SACRAMENTO, Calif. — A federal magistrate judge in California on March 2 dismissed a homeowner’s claims under the Real Estate Settlement Procedures Act (RESPA), California Business and Professions Code Section 17200, et seq., and Homeowners Bill of Rights (HBOR), finding that the amended complaint asserting a nonjudicial mortgage foreclosure does not allege any actual damages (Donald Catherine v. Wells Fargo Bank N.A., No. 19-1487, E.D. Calif., 2020 U.S. Dist. LEXIS 36774).

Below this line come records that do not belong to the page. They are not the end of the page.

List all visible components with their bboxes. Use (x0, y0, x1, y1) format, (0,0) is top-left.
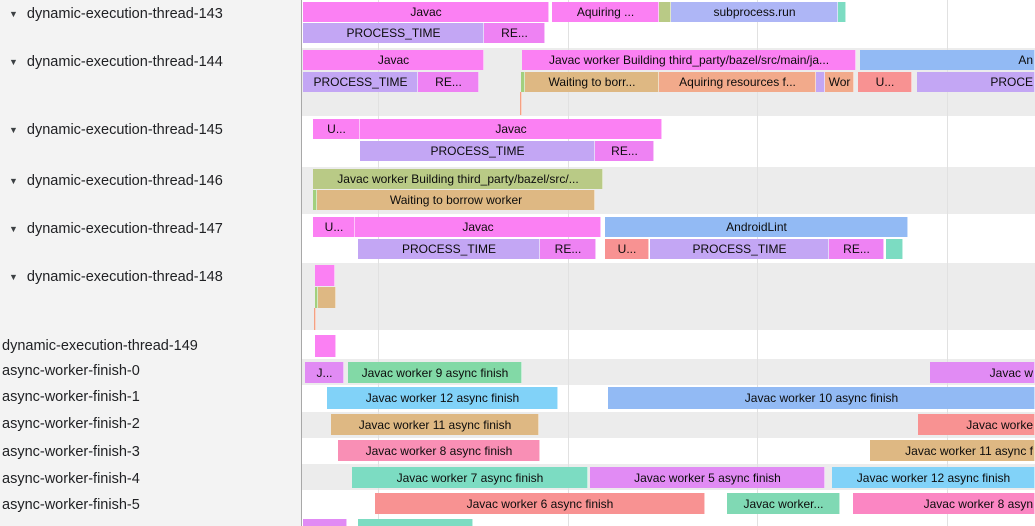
trace-slice[interactable]: U... (605, 239, 649, 259)
track-label: dynamic-execution-thread-148 (26, 269, 223, 285)
collapse-triangle-icon[interactable]: ▼ (9, 224, 18, 234)
sidebar-track-row[interactable]: async-worker-finish-3 (0, 441, 301, 462)
collapse-triangle-icon[interactable]: ▼ (9, 9, 18, 19)
track-label: dynamic-execution-thread-144 (26, 54, 223, 70)
time-gridline (947, 0, 948, 526)
sidebar-track-row[interactable]: ▼ dynamic-execution-thread-148 (0, 267, 301, 287)
trace-slice[interactable]: Javac worke (918, 414, 1035, 435)
trace-slice[interactable]: Javac worker... (727, 493, 840, 514)
trace-slice[interactable]: Javac worker 11 async finish (331, 414, 539, 435)
trace-slice[interactable]: Javac worker 10 async finish (608, 387, 1035, 409)
trace-slice[interactable]: Javac (360, 119, 662, 139)
track-label: dynamic-execution-thread-147 (26, 221, 223, 237)
trace-slice[interactable]: Javac worker 11 async f (870, 440, 1035, 461)
trace-slice[interactable] (358, 519, 473, 526)
trace-slice[interactable]: RE... (418, 72, 479, 92)
track-label: dynamic-execution-thread-145 (26, 122, 223, 138)
trace-slice[interactable]: RE... (829, 239, 884, 259)
trace-slice[interactable]: Aquiring resources f... (659, 72, 816, 92)
trace-slice[interactable] (315, 265, 335, 286)
collapse-triangle-icon[interactable]: ▼ (9, 125, 18, 135)
trace-slice[interactable]: An (860, 50, 1035, 70)
trace-slice[interactable]: Javac worker 9 async finish (348, 362, 522, 383)
sidebar-track-row[interactable]: ▼ dynamic-execution-thread-145 (0, 120, 301, 140)
trace-slice[interactable] (315, 287, 318, 308)
trace-slice[interactable] (816, 72, 825, 92)
trace-slice[interactable]: Javac worker 7 async finish (352, 467, 588, 488)
trace-slice[interactable]: PROCESS_TIME (650, 239, 829, 259)
trace-slice[interactable]: PROCESS_TIME (358, 239, 540, 259)
trace-slice[interactable]: Javac worker 8 asyn (853, 493, 1035, 514)
trace-slice[interactable]: U... (313, 217, 355, 237)
track-name-sidebar: ▼ dynamic-execution-thread-143 ▼ dynamic-ex… (0, 0, 302, 526)
trace-slice[interactable]: Javac worker Building third_party/bazel/… (522, 50, 856, 70)
trace-slice[interactable]: RE... (540, 239, 596, 259)
trace-slice[interactable] (303, 519, 347, 526)
track-label: async-worker-finish-5 (2, 496, 140, 513)
trace-slice[interactable]: RE... (484, 23, 545, 43)
sidebar-track-row[interactable]: ▼ dynamic-execution-thread-144 (0, 52, 301, 72)
track-label: dynamic-execution-thread-146 (26, 173, 223, 189)
trace-slice[interactable]: Javac (355, 217, 601, 237)
trace-slice[interactable]: Javac worker 5 async finish (590, 467, 825, 488)
trace-slice[interactable]: Javac worker 8 async finish (338, 440, 540, 461)
sidebar-track-row[interactable]: ▼ dynamic-execution-thread-146 (0, 171, 301, 191)
time-gridline (757, 0, 758, 526)
trace-slice[interactable] (886, 239, 903, 259)
trace-slice[interactable]: PROCESS_TIME (360, 141, 595, 161)
trace-slice[interactable]: U... (858, 72, 912, 92)
trace-slice[interactable]: Javac worker Building third_party/bazel/… (313, 169, 603, 189)
sidebar-track-row[interactable]: ▼ dynamic-execution-thread-147 (0, 219, 301, 239)
trace-slice[interactable]: Javac worker 12 async finish (327, 387, 558, 409)
trace-slice[interactable]: AndroidLint (605, 217, 908, 237)
sidebar-track-row[interactable]: dynamic-execution-thread-149 (0, 335, 301, 357)
sidebar-track-row[interactable]: async-worker-finish-4 (0, 468, 301, 489)
trace-slice[interactable]: Javac w (930, 362, 1035, 383)
trace-slice[interactable] (520, 92, 522, 115)
trace-slice[interactable] (314, 308, 316, 330)
trace-slice[interactable]: Javac worker 6 async finish (375, 493, 705, 514)
track-background-stripe (302, 263, 1035, 330)
time-gridline (568, 0, 569, 526)
trace-slice[interactable]: PROCESS_TIME (303, 72, 418, 92)
track-label: dynamic-execution-thread-149 (2, 338, 198, 354)
trace-slice[interactable]: Javac (303, 50, 484, 70)
sidebar-track-row[interactable]: ▼ dynamic-execution-thread-143 (0, 4, 301, 24)
trace-slice[interactable] (838, 2, 846, 22)
trace-slice[interactable]: PROCE (917, 72, 1035, 92)
sidebar-track-row[interactable]: async-worker-finish-0 (0, 360, 301, 382)
collapse-triangle-icon[interactable]: ▼ (9, 57, 18, 67)
track-label: async-worker-finish-1 (2, 389, 140, 405)
trace-slice[interactable]: Aquiring ... (552, 2, 659, 22)
time-gridline (378, 0, 379, 526)
collapse-triangle-icon[interactable]: ▼ (9, 272, 18, 282)
track-label: async-worker-finish-4 (2, 470, 140, 487)
trace-slice[interactable] (313, 190, 317, 210)
sidebar-track-row[interactable]: async-worker-finish-1 (0, 386, 301, 408)
trace-slice[interactable]: Javac worker 12 async finish (832, 467, 1035, 488)
trace-slice[interactable] (659, 2, 671, 22)
track-label: async-worker-finish-2 (2, 416, 140, 432)
trace-slice[interactable]: RE... (595, 141, 654, 161)
timeline-canvas[interactable]: Javac Aquiring ... subprocess.run PROCESS_T… (302, 0, 1035, 526)
trace-slice[interactable] (521, 72, 525, 92)
collapse-triangle-icon[interactable]: ▼ (9, 176, 18, 186)
trace-slice[interactable]: Wor (825, 72, 854, 92)
trace-slice[interactable] (318, 287, 336, 308)
trace-slice[interactable]: J... (305, 362, 344, 383)
sidebar-track-row[interactable]: async-worker-finish-2 (0, 413, 301, 435)
trace-slice[interactable]: PROCESS_TIME (303, 23, 484, 43)
trace-slice[interactable]: Javac (303, 2, 549, 22)
trace-slice[interactable]: Waiting to borrow worker (317, 190, 595, 210)
track-label: async-worker-finish-0 (2, 363, 140, 379)
trace-slice[interactable] (315, 335, 336, 357)
track-label: dynamic-execution-thread-143 (26, 6, 223, 22)
trace-slice[interactable]: U... (313, 119, 360, 139)
trace-slice[interactable]: Waiting to borr... (525, 72, 659, 92)
sidebar-track-row[interactable]: async-worker-finish-5 (0, 494, 301, 515)
trace-slice[interactable]: subprocess.run (671, 2, 838, 22)
track-label: async-worker-finish-3 (2, 443, 140, 460)
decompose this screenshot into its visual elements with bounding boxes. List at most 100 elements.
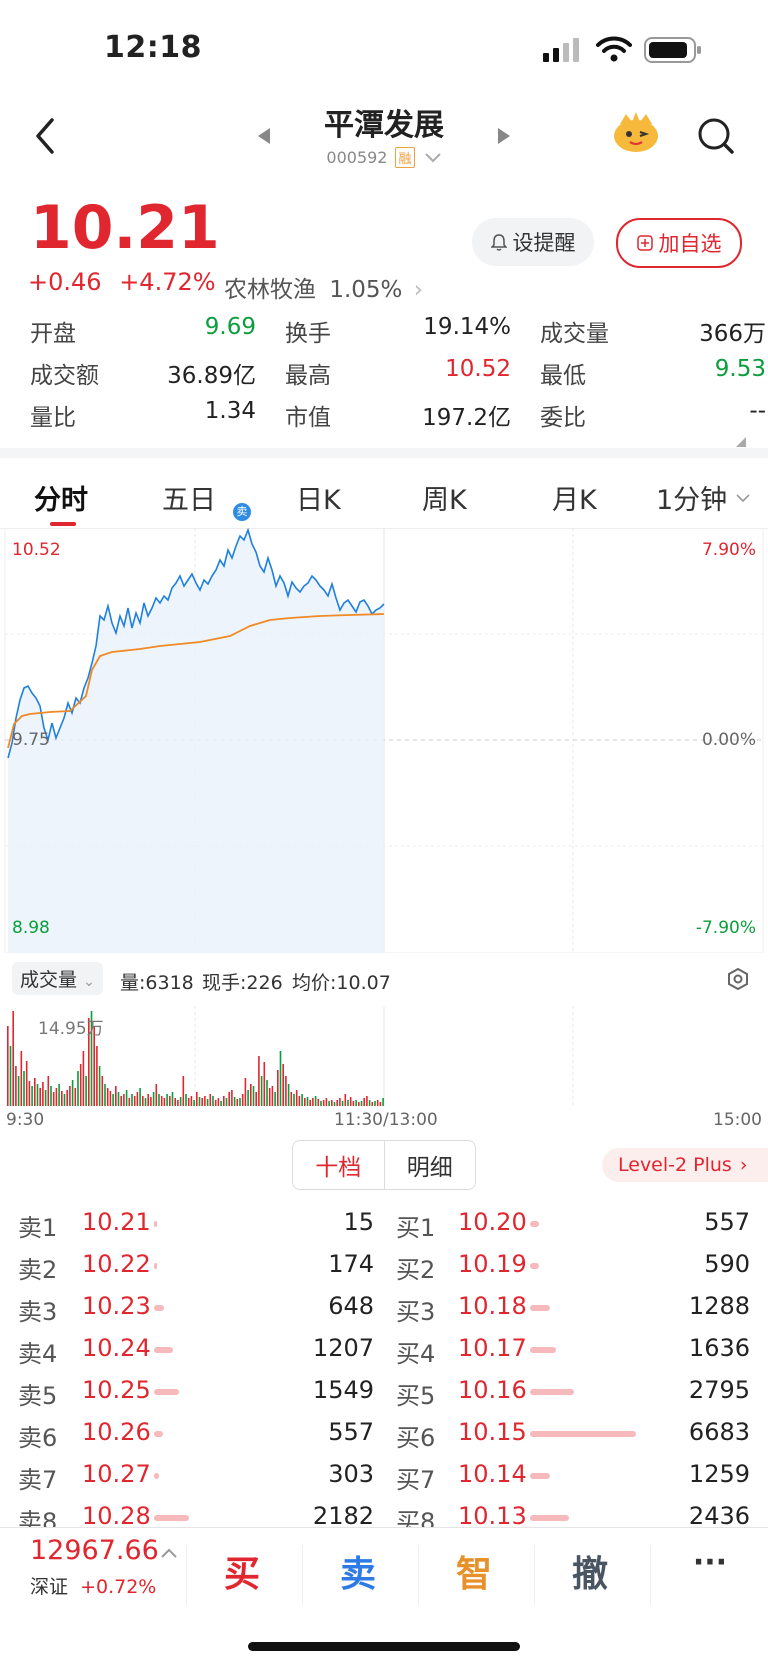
stat-value: 366万 <box>699 321 766 347</box>
volume-bar <box>169 1096 171 1106</box>
chevron-up-icon[interactable] <box>160 1544 178 1563</box>
bids-price[interactable]: 10.16 <box>458 1376 527 1404</box>
asks-volume: 303 <box>328 1460 374 1488</box>
cancel-order-button[interactable]: 撤 <box>571 1554 608 1595</box>
volume-bar <box>36 1084 39 1106</box>
bids-price[interactable]: 10.15 <box>458 1418 527 1446</box>
bids-price[interactable]: 10.19 <box>458 1250 527 1278</box>
asks-volume: 1207 <box>312 1334 374 1362</box>
next-stock-icon[interactable] <box>496 126 512 150</box>
volume-bar <box>198 1097 201 1106</box>
time-axis-end: 15:00 <box>713 1110 762 1130</box>
asks-price[interactable]: 10.24 <box>82 1334 151 1362</box>
stock-code-row[interactable]: 000592 融 <box>0 147 768 168</box>
more-button[interactable]: ··· <box>692 1545 728 1580</box>
volume-bar <box>101 1076 104 1106</box>
settings-icon[interactable] <box>726 967 750 995</box>
bids-volume: 2795 <box>688 1376 750 1404</box>
tab-detail[interactable]: 明细 <box>406 1155 453 1181</box>
chevron-down-icon[interactable] <box>736 488 750 507</box>
stat-label: 换手 <box>285 321 331 347</box>
volume-selector[interactable]: 成交量 ⌄ <box>12 962 103 995</box>
asks-price[interactable]: 10.23 <box>82 1292 151 1320</box>
volume-chart[interactable] <box>0 1006 768 1106</box>
bids-price[interactable]: 10.20 <box>458 1208 527 1236</box>
volume-bar <box>223 1096 225 1106</box>
stat-label: 最低 <box>540 363 586 389</box>
bids-price[interactable]: 10.17 <box>458 1334 527 1362</box>
bids-price[interactable]: 10.13 <box>458 1502 527 1530</box>
bar-divider <box>302 1545 303 1605</box>
volume-bar <box>247 1090 249 1106</box>
volume-bar <box>260 1076 263 1106</box>
pct-axis-low: -7.90% <box>695 918 756 938</box>
chevron-down-icon: ⌄ <box>83 974 95 990</box>
asks-price[interactable]: 10.26 <box>82 1418 151 1446</box>
volume-bar <box>98 1066 101 1106</box>
volume-bar <box>279 1051 282 1106</box>
bids-volume-bar <box>530 1305 550 1311</box>
expand-corner-icon[interactable] <box>736 432 746 451</box>
bids-price[interactable]: 10.14 <box>458 1460 527 1488</box>
volume-bar <box>142 1096 144 1106</box>
search-icon[interactable] <box>696 116 736 160</box>
volume-bar <box>158 1094 160 1106</box>
volume-bar <box>171 1092 174 1106</box>
volume-bar <box>63 1094 66 1106</box>
home-indicator <box>248 1642 520 1651</box>
intraday-chart[interactable] <box>0 528 768 953</box>
stat-label: 成交额 <box>30 363 99 389</box>
sector-link[interactable]: 农林牧渔 1.05% › <box>224 270 423 304</box>
volume-bar <box>366 1096 368 1106</box>
tab-2[interactable]: 日K <box>296 485 341 516</box>
mascot-icon[interactable] <box>612 110 660 158</box>
stat-value: 36.89亿 <box>167 363 256 389</box>
bids-price[interactable]: 10.18 <box>458 1292 527 1320</box>
asks-level-label: 卖1 <box>18 1214 58 1242</box>
asks-price[interactable]: 10.27 <box>82 1460 151 1488</box>
volume-bar <box>9 1046 12 1106</box>
back-icon[interactable] <box>32 116 58 160</box>
add-watchlist-button[interactable]: 加自选 <box>616 218 742 268</box>
asks-price[interactable]: 10.28 <box>82 1502 151 1530</box>
sell-button[interactable]: 卖 <box>339 1554 376 1595</box>
asks-price[interactable]: 10.21 <box>82 1208 151 1236</box>
tab-ten-levels[interactable]: 十档 <box>293 1141 385 1189</box>
volume-bar <box>152 1092 155 1106</box>
tab-0[interactable]: 分时 <box>34 485 88 516</box>
volume-bar <box>79 1064 82 1106</box>
bids-volume-bar <box>530 1347 556 1353</box>
tab-3[interactable]: 周K <box>422 485 467 516</box>
level2-button[interactable]: Level-2 Plus › <box>602 1148 768 1182</box>
stat-label: 量比 <box>30 405 76 431</box>
tab-4[interactable]: 月K <box>552 485 597 516</box>
avg-price-line <box>7 613 385 749</box>
volume-bar <box>255 1092 257 1106</box>
index-widget[interactable]: 12967.66 深证 +0.72% <box>30 1535 159 1599</box>
volume-bar <box>106 1088 109 1106</box>
asks-price[interactable]: 10.25 <box>82 1376 151 1404</box>
tab-1[interactable]: 五日 <box>162 485 216 516</box>
volume-bar <box>12 1011 14 1106</box>
volume-bar <box>293 1094 295 1106</box>
tab-5[interactable]: 1分钟 <box>656 485 728 516</box>
asks-price[interactable]: 10.22 <box>82 1250 151 1278</box>
volume-label: 成交量 <box>20 969 78 991</box>
stat-value: 9.53 <box>714 356 766 382</box>
asks-volume: 1549 <box>312 1376 374 1404</box>
volume-bar <box>349 1097 352 1106</box>
prev-stock-icon[interactable] <box>256 126 272 150</box>
volume-bar <box>7 1026 9 1106</box>
smart-trade-button[interactable]: 智 <box>455 1554 492 1595</box>
asks-volume-bar <box>154 1389 179 1395</box>
asks-volume-bar <box>154 1473 159 1479</box>
asks-volume-bar <box>154 1305 164 1311</box>
volume-bar <box>133 1096 136 1106</box>
bids-level-label: 买4 <box>396 1340 436 1368</box>
sell-marker[interactable]: 卖 <box>233 503 251 521</box>
volume-bar <box>352 1101 355 1106</box>
change-value: +0.46 <box>28 268 102 296</box>
set-reminder-button[interactable]: 设提醒 <box>472 218 594 266</box>
bids-level-label: 买2 <box>396 1256 436 1284</box>
buy-button[interactable]: 买 <box>223 1554 260 1595</box>
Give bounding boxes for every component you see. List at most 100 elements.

NEW YORK — A loan servicer’s state court foreclosure action does not bar a man’s claims accusing it of violating the Real Estate Settlement Procedures Act (RESPA) by failing to provide him with an explanation as to why it denied a loss mitigation application and rendering a decision on his second application within 30 days of receipt, a federal judge in New York ruled Feb. 28, finding that the claims were not addressed in the state court proceeding (James St. Louis v. Selene Finance LP, No. 18-CV-6182, E.D. N.Y., 2020 U.S. Dist. LEXIS 33858).
WEST PALM BEACH, Fla. — A federal judge in Florida on March 2 refused to dismiss a woman’s lawsuit accusing her loan servicer of violating the Fair Debt Collection Practices Act (FDCPA) when charging a Speedpay fee for making payments on her mortgage loan over the phone or online, finding that the charging of the fees is not permitted by law (Sheryl Glover v. Ocwen Loan Servicing LLC, No. 20-cv-80053, S.D. Fla., 2020 U.S. Dist. LEXIS 38701).
SANTA ANA, Calif. — A federal judge in California on Feb. 24 remanded a man’s wrongful foreclosure action after he withdrew his claim under the Truth in Lending Act (TILA), finding that although complete diversity exists between the parties, the amount in controversy does not exceed $75,000 (Syed Ahmed v. Bank of America N.A., et al., No. SA CV 19-2027-DOC-JDE, C.D. Calif., 2020 U.S. Dist. LEXIS 31733).